We unfold like lingerie.

Peel away the oxygen
in light, slender petals
until my blood is lilac.

I dissect you a pig indigo
where intestines reel back
and scream with their toy
bodies in peak amplitudes.
I squeal diagnoses.
You troubleshoot.

There’s a dialect between
our lungs.
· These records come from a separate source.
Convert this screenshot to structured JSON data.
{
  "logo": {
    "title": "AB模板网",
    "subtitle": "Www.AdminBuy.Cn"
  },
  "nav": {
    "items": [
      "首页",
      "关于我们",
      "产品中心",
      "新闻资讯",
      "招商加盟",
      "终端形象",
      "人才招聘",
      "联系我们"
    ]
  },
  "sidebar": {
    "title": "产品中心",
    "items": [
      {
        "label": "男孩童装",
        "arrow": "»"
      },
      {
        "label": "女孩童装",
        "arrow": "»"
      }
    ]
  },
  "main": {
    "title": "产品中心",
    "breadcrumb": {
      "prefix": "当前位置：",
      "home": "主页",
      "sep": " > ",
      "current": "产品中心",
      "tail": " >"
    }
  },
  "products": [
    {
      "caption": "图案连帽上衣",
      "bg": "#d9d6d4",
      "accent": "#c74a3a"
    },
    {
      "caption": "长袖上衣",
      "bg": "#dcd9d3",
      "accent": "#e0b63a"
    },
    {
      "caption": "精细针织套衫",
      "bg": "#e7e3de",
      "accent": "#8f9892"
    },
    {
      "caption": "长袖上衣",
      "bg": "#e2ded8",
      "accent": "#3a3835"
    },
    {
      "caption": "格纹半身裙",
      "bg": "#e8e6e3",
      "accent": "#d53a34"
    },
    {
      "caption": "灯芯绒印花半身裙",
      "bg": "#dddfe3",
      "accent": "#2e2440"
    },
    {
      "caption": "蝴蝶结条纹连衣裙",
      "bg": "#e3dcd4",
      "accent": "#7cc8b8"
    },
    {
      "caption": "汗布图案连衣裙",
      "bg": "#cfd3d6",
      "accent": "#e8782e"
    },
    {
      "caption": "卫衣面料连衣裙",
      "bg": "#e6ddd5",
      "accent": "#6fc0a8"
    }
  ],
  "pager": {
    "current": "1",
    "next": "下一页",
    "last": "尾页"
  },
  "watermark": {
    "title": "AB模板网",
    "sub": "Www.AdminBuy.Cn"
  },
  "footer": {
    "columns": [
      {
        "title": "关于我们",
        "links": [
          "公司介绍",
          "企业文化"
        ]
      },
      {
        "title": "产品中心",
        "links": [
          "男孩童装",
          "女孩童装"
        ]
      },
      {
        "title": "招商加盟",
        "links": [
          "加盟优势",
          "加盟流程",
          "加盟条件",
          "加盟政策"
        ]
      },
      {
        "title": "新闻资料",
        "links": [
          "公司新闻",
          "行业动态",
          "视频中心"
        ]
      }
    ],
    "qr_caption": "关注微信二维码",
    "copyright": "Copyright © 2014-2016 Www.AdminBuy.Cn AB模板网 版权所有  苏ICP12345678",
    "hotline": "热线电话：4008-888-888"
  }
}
We don’t listen
much to bodies these days.
Blue head, red machinery.

Speak below my spectrum.

Oscillate a way to valleys
where the medulla echoes,
collecting sensory inputs
like breathless flies

floating in a sludge
of Cola and tobacco.
I am the queen of dirty insects.
I’m turned on by clean innards.

I stain like vineyard phantoms.
What a fresh, white lust.
Keep your laundry close.

There could be bile.
There could be mud.


He spoke through the gobbling
moon, roasting its dusty sperm
with spice and menthol smiles:

tactile coercion, buttery tongues,
as though to sweeten the oceans
pregnant in my cells.

He melts from atmospheric teeth
—jaws syrupy in chalky cherries

jubilee, there salivated his offers.

He’d sew hearts from sticky light.
Gardens of his own flaking skins.
In the tradition of lunacy, he said
I, too, could someday learn
how to properly erode
over one bloody cycle.

Now that’s a harvest, he claimed,
flossing us like a slaughterhouse.
Such tender laughter: plucked
through berry gums, giggling
with piglet fire.


I’ve warned you of how we love drywall.

We’ve woven plywood volumes for years
depicting our eagerness to swallow:

the scratched linoleum, the urinated carpet,
the wallpaper peeling like graveyard lilies.
We’ll devour the glue between your tiling
and gargle the colors
from weeping paint.

I’ve unhinged at my almond roots to gulp
down sunlight whole, to crown my ghost
and scalp alike with tangled garters.
I’ll bite your bones into a home.

I warned you about dimensions like me.

I know—I said I wouldn’t eat your porcelain
dolls if you could catch the ventilation mice,
but I also told you not to tempt me with dust.